Las Vegas Sands is working with law enforcement to investigate the sophisticated intrusion that took down its corporate and property Web sites on Tuesday.
The sites were still down today, Hong Kong time, and The Associated Press reported that Nevada regulators and the FBI had joined the probe.
“Company-operated Web sites have been hacked, as have some office productivity systems,” said spokesman Ron Reese, who told the Las Vegas Review-Journal it was not known how long the sites would be out of service. He said the outage also affected Sands’ e-mail capabilities in the US. It was unclear if any customer information had been compromised. The company’s corporate site, as well as the home pages of its casinos in Las Vegas, Pennsylvania, Macau and Singapore, displayed a screen saying they were undergoing maintenance and providing phone numbers for the properties.
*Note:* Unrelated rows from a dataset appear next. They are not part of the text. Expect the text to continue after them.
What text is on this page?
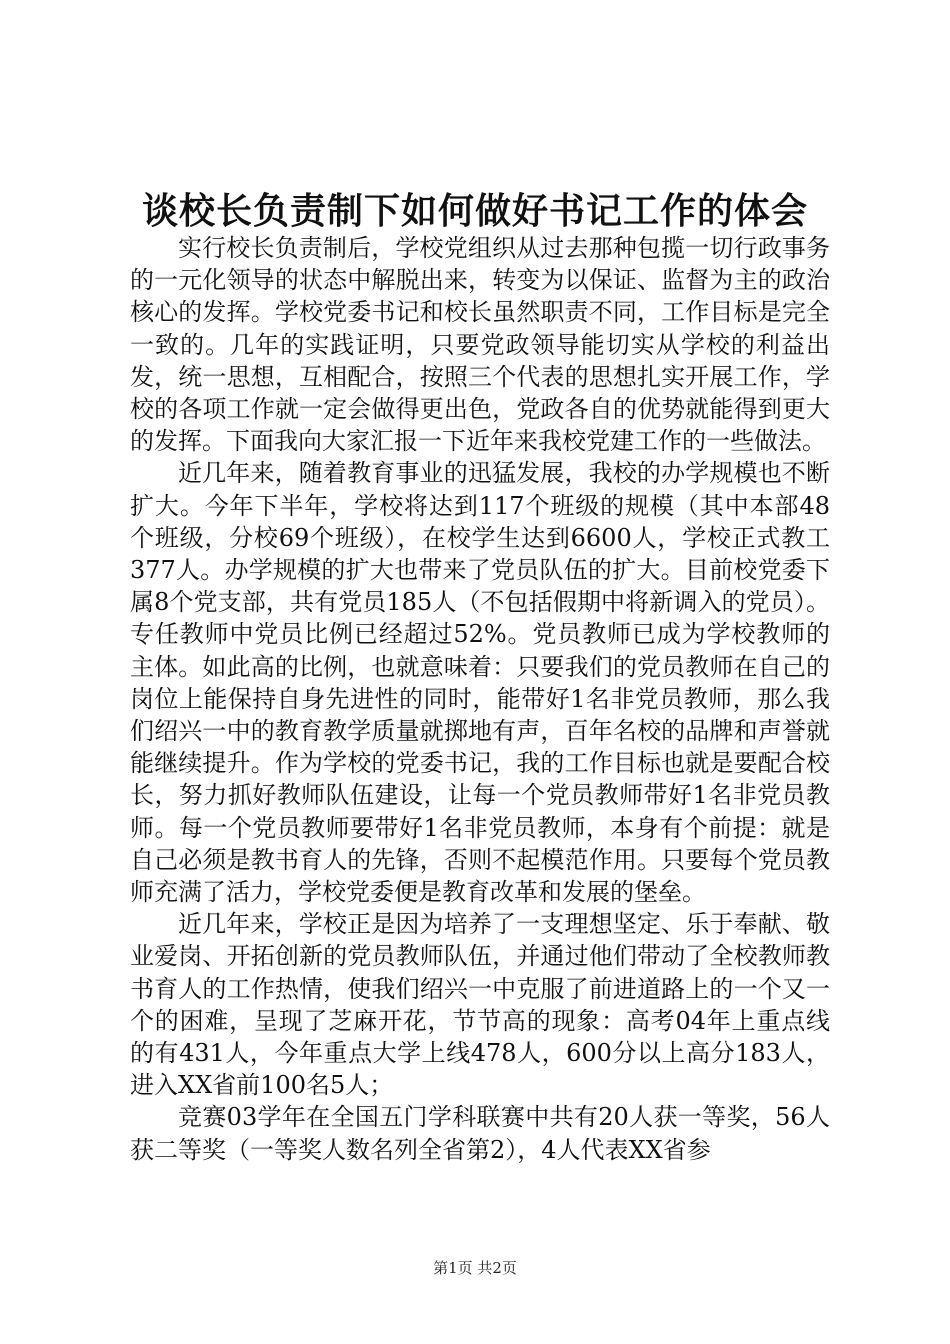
谈校长负责制下如何做好书记工作的体会

实行校长负责制后，学校党组织从过去那种包揽一切行政事务的一元化领导的状态中解脱出来，转变为以保证、监督为主的政治核心的发挥。学校党委书记和校长虽然职责不同，工作目标是完全一致的。几年的实践证明，只要党政领导能切实从学校的利益出发，统一思想，互相配合，按照三个代表的思想扎实开展工作，学校的各项工作就一定会做得更出色，党政各自的优势就能得到更大的发挥。下面我向大家汇报一下近年来我校党建工作的一些做法。

近几年来，随着教育事业的迅猛发展，我校的办学规模也不断扩大。今年下半年，学校将达到117个班级的规模（其中本部48个班级，分校69个班级），在校学生达到6600人，学校正式教工377人。办学规模的扩大也带来了党员队伍的扩大。目前校党委下属8个党支部，共有党员185人（不包括假期中将新调入的党员）。专任教师中党员比例已经超过52%。党员教师已成为学校教师的主体。如此高的比例，也就意味着：只要我们的党员教师在自己的岗位上能保持自身先进性的同时，能带好1名非党员教师，那么我们绍兴一中的教育教学质量就掷地有声，百年名校的品牌和声誉就能继续提升。作为学校的党委书记，我的工作目标也就是要配合校长，努力抓好教师队伍建设，让每一个党员教师带好1名非党员教师。每一个党员教师要带好1名非党员教师，本身有个前提：就是自己必须是教书育人的先锋，否则不起模范作用。只要每个党员教师充满了活力，学校党委便是教育改革和发展的堡垒。

近几年来，学校正是因为培养了一支理想坚定、乐于奉献、敬业爱岗、开拓创新的党员教师队伍，并通过他们带动了全校教师教书育人的工作热情，使我们绍兴一中克服了前进道路上的一个又一个的困难，呈现了芝麻开花，节节高的现象：高考04年上重点线的有431人，今年重点大学上线478人，600分以上高分183人，进入XX省前100名5人；

竞赛03学年在全国五门学科联赛中共有20人获一等奖，56人获二等奖（一等奖人数名列全省第2），4人代表XX省参

第1页 共2页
It appears the attack is connected to Chairman Sheldon Adelson’s outspoken support for Israel and militant opposition to Iran’s nuclear program. AP said the Morning Call, a newspaper in Allentown, Pa., posted screenshots of the sites before they were taken down that showed a picture of Mr Adelson posing with Israeli Prime Minister Benjamin Netanyahu with a message condemning the use of weapons of mass destruction. The page included a map of the world with flames where Sands has US casinos and scrolled personal information about employees, including e-mail addresses, job titles and Social Security numbers.
Mr Adelson has spent enormous sums on national elections in the United States to influence policy in favor of Israel and against the creation of a Palestinian state. He was the largest individual donor to political action committees and other independent groups in the 2012 election cycle, according to OpenSecrets.org, which tracks campaign spending. Speaking at Yeshiva University in New York in October he advocated a nuclear attack on Iran, which Mr Reese later characterized as “hyperbole”.
Mr Adelson has returned to the spotlight more recently with a heavily financed campaign to halt the spread of Internet gambling in the United States. Online gambling is legal in three states, including LVS’ home state of Nevada, but a group funded by the billionaire is lobbying in Washington for a federal ban.
The day before the sites were hacked, the Coalition to Stop Internet Gambling, as the group is known, posted an anti-Web gambling ad on YouTube. The group was reported to be planning a press conference this week to announce support from dozens of organizations.